What do Margot Robbie and a bubble bath have to do with short selling? You might be asking this question after seeing references across the internet to Margot Robbie explaining stocks in the bathtub in relation to the GameStop stock. This actually refers to a scene from “The Big Short,” one of two Wall Street-centric films in which Robbie has been featured (the other being “The Wolf of Wall Street”).
What is The Big Short?
In 2015, the nonfiction book “The Big Short: Inside the Doomsday Machine” by Michael Lewis, was adapted into the multiple Academy Award-winning film, “The Big Short,” directed by Adam McKay. A dramatization of the events leading up to the financial crisis of 2007 – 2008, the film follows three hedge funds and their roles in bursting the U.S. housing bubble.
Starring the crème de la crème of Hollywood actors, this film features an original approach to defining stock market terminology for the viewer. Assuming that the majority of the audience would not be acquainted with the ins-and-outs of the stock market, a range of celebrities break the fourth wall to break down financial concepts in an accessible way.
Most applicable to the GameStop stock situation is Robbie’s breakdown of short selling and subprime mortgages. Sitting in a bubble bath and sipping on champagne, Robbie explains these concepts in a down-to-earth and sometimes crass way while frequent editing cuts visually illustrate the obfuscation surrounding the stock market.
Short Selling and GameStop
Short selling is an investment method that gambles on the decrease in the value of a stock or security.
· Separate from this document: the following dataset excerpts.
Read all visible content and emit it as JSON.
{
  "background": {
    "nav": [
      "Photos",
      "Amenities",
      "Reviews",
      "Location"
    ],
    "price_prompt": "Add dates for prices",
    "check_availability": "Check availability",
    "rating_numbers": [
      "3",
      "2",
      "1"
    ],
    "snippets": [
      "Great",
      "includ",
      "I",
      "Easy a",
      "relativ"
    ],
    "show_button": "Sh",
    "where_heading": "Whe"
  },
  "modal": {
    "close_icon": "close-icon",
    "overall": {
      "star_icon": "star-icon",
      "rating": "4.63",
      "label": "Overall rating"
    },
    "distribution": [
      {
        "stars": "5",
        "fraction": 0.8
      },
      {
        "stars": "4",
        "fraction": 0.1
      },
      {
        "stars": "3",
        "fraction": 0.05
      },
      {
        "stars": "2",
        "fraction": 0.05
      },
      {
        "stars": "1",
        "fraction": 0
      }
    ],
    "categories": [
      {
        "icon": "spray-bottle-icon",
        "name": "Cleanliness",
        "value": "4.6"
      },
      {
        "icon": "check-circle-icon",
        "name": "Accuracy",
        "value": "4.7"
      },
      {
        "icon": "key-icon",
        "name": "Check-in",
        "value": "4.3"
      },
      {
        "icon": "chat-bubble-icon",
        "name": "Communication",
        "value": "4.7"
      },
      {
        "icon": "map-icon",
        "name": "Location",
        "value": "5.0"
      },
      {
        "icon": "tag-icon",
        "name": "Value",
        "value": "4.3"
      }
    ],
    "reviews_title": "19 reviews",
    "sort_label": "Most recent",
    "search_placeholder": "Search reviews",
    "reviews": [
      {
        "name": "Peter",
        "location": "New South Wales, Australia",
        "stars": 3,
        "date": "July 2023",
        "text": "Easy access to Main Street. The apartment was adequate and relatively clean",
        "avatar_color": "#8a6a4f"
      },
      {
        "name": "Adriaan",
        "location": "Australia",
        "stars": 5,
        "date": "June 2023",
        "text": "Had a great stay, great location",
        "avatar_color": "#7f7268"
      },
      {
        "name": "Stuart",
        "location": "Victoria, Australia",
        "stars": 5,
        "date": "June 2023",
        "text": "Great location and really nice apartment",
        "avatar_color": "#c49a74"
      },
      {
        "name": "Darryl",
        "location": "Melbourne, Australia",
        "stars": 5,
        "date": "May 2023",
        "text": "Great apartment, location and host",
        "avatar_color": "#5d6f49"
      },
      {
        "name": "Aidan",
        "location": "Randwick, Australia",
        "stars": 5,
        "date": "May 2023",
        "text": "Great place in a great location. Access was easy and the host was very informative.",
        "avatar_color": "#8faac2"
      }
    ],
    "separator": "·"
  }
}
Investors borrow stocks or securities, which are projected to decrease in value. These investors sell their borrowed shares at the market price in the hopes that the price will decrease before they have to buy them back and return them, generating a profit.
GameStop stocks were projected to fall in value as the business faced decreased revenue due to the COVID-19 pandemic. Hedge funds were thus engaged in short-selling these stocks. However, subredditors from r/wallstreetbets invested in GameStop stocks, causing a short squeeze. A short squeeze is when the value of stocks that are being short sold increase rather than decrease in value. The hedge funds that had borrowed those stocks then lost money on them since they could only buy them back at a higher price than for what they sold them.
How Relevant is “The Big Short?”
Since “The Big Short” explains financial terminology in an accessible way while also revealing how Wall Street often views the stock market as large-scale gambling, the comparison to the GameStop stock situation is helpful in understanding how and why this situation happened.
To learn more about how short selling works and what happened with the GameStop stocks, it is probably good to branch out and investigate other explanations more detailed than the one presented by Robbie, but it is definitely an informative introduction to a concept not widely understood. So, next time you see a reference to GameStop, short selling, and Robbie, you know that this is a reference to “The Big Short,” not “Wolf of Wall Street,” and you can explain short selling to your friends from your own unconventional location!